How to make and use a stack in Civ 4:
So there is indeed planning and strategy required to make a good stack to go against the opponent. As you described, you cannot just spam 100% of your current best unit, Warrior, UU or Horsemen, and expect to wallop the enemy.
If you encounter difficulty, you
need to use your Siege Engines to soften the stack. So this is strategy on the part of SoD!
In fact, Soren Johnson and his team made some excellent subtle balances to SoD. If Siege Engines are causing trouble, split your stacks or place Cavalry adjacent to the catapults in the stack. The Siege Engines would be damaged by flanking and its effectiveness would be reduced subsequently. Civ IV encourages smaller varied stacks, but if you felt that your strategy would work better as a single stack, they didn't stop you either.
Repeat this procedure up through air units at which point you can swap bombers in for siege units, assuming you ever reach them. Failure to maintain a single stack will make it easier for single-unit spam to overwhelm each stack individually.
And the opponent would just counter with Fighters based in his cities? Again, it still required a mix of forces,
i.e. strategy. SAMs and Mobile AA also grants an interception chance. If you have neither Air Power nor AA, then you'll just have to proceed in either smaller stacks or halt your advance altogether until you get that Air Defenses up that you so desperately need,
strategic advance or strategic hold, we could choose.

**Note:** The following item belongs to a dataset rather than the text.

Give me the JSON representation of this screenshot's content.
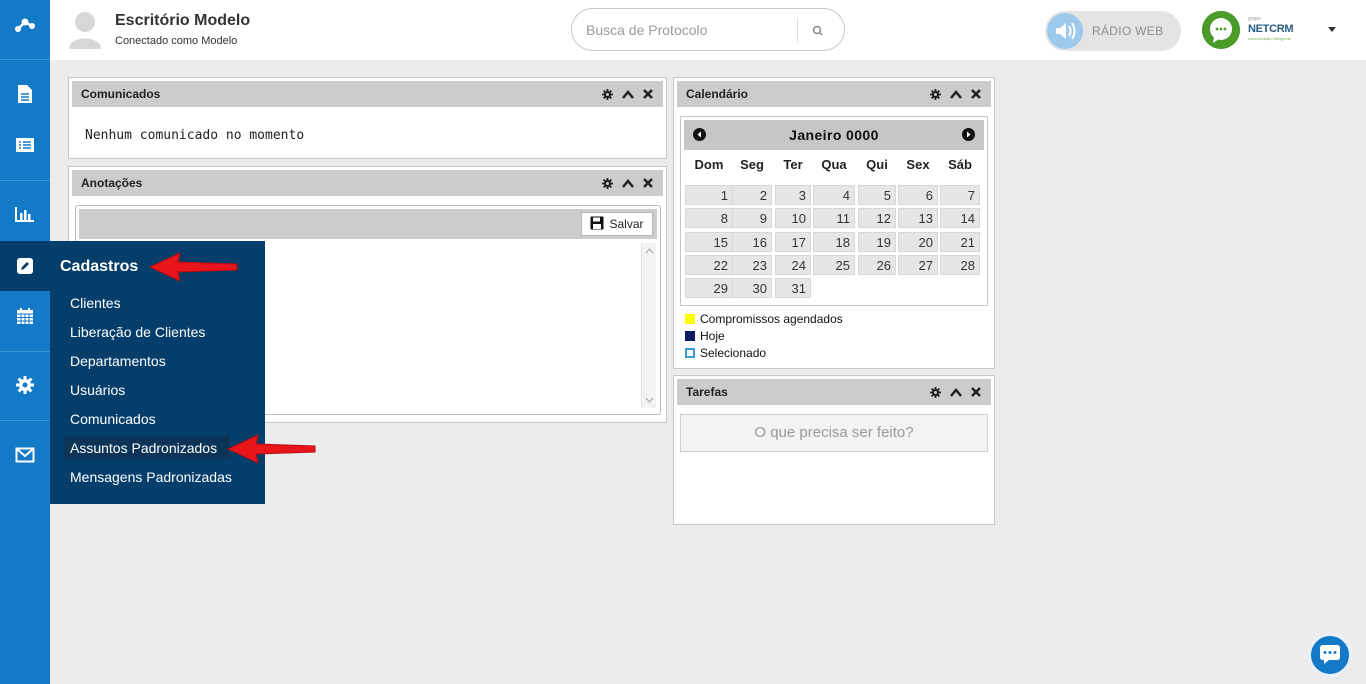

Compare this to 1UPT where Air Power means nothing when you can only bombard one tile, which doesn't significantly deal the damage that the introduction of Air Power was supposed to represent.
Notice how little is going on once the stack is built? Stacks lead to crude attack-move meat grinder tactics. They're the bane of any RTS, and tolerating them in a TBS doesn't help the game.
Until your stack is reduced, of course, then you'll have to build that careful composition of units based on new realities. If you try to leave one unit behind to heal, it'll just be wiped off by the nearest cavalry.
Compare this to Civ V's 1UPT where if I encountered a force of counter-units to my frontline, the massive traffic jams of the back would prevent me from sending my counter-units where I need them most.
The consequences of 1UPT, which led to slow production times as addressed by Sulla, meant that insta-heal was provided as a promotion for 1UPT to be viable in Civ V
If anything, 1UPT resembles the meat-grinder more than SoD, where your line pushed the opponent's hex-by-hex.
For good stacks, you have to let attackers target the best thing to attack, not the worst. This means that when you field a counter to the enemy, it can actually do its job of bringing down the unit it was built to destroy, instead of just acting as a stationary speed bump because your counter can't reach its intended target. Adding multiple equipment options for units on both attack and defense lets you design counters more directly and puts more depth into the stack designing as well (e.g. GalCiv2 or AC), but I don't think it's necessary to make stacks fun as stacks worked well enough without it even in GC1 (which did have intelligent targeting for stacks).
I can agree with the Intelligent-Targeting concept, but also consider this from another point:
Why would I bother placing my weaker units into a stack when it'll be selectively targeted and destroyed anyway? I might as well place individual units in different tiles, at least it'll occupy space. 1UPT carpeting results.
In one previous Civ, Civ II, I think, stacks were destroyed once one unit lost combat. Civ IV released how broken such a system was and changed it to its current form.
If I'm in a stack, I should be able to enjoy the stack's protection, that's the basis of a stack, not a design error.
Of course, this leads to the problem of glass cannon units being difficult to use effectively since they'll all be targeted first. 1UPT handles this effectively. If you Horseman have a path to the enemy Archers, they get to attack the Archers. You can also position your troops in a defensive arrangement to prevent your glass cannons from being attacked first and force the enemy to attack the units you want them to, but defensive lines can be flanked or a weak defensive line can be broken. You're not victim to defenders who can't defend or attackers who can't attack what they need to.
Yeah, if the map was big enough a la Panzer General. Civ V, however, is not. The map sizes at Standard and lower are so small that it constrains any maneuver of units. I get more traffic jams than I get battles.
At larger maps, the game has all sorts of scaling problems and issues on top of technical unoptimization that makes the game unplayable. Large maps problems have been discussed elsewhere, if you're interested.
I have no issue with 1UPT by itself. But its implementation in Civ V is downright horrid and actually does the 1UPT concept a great disservice.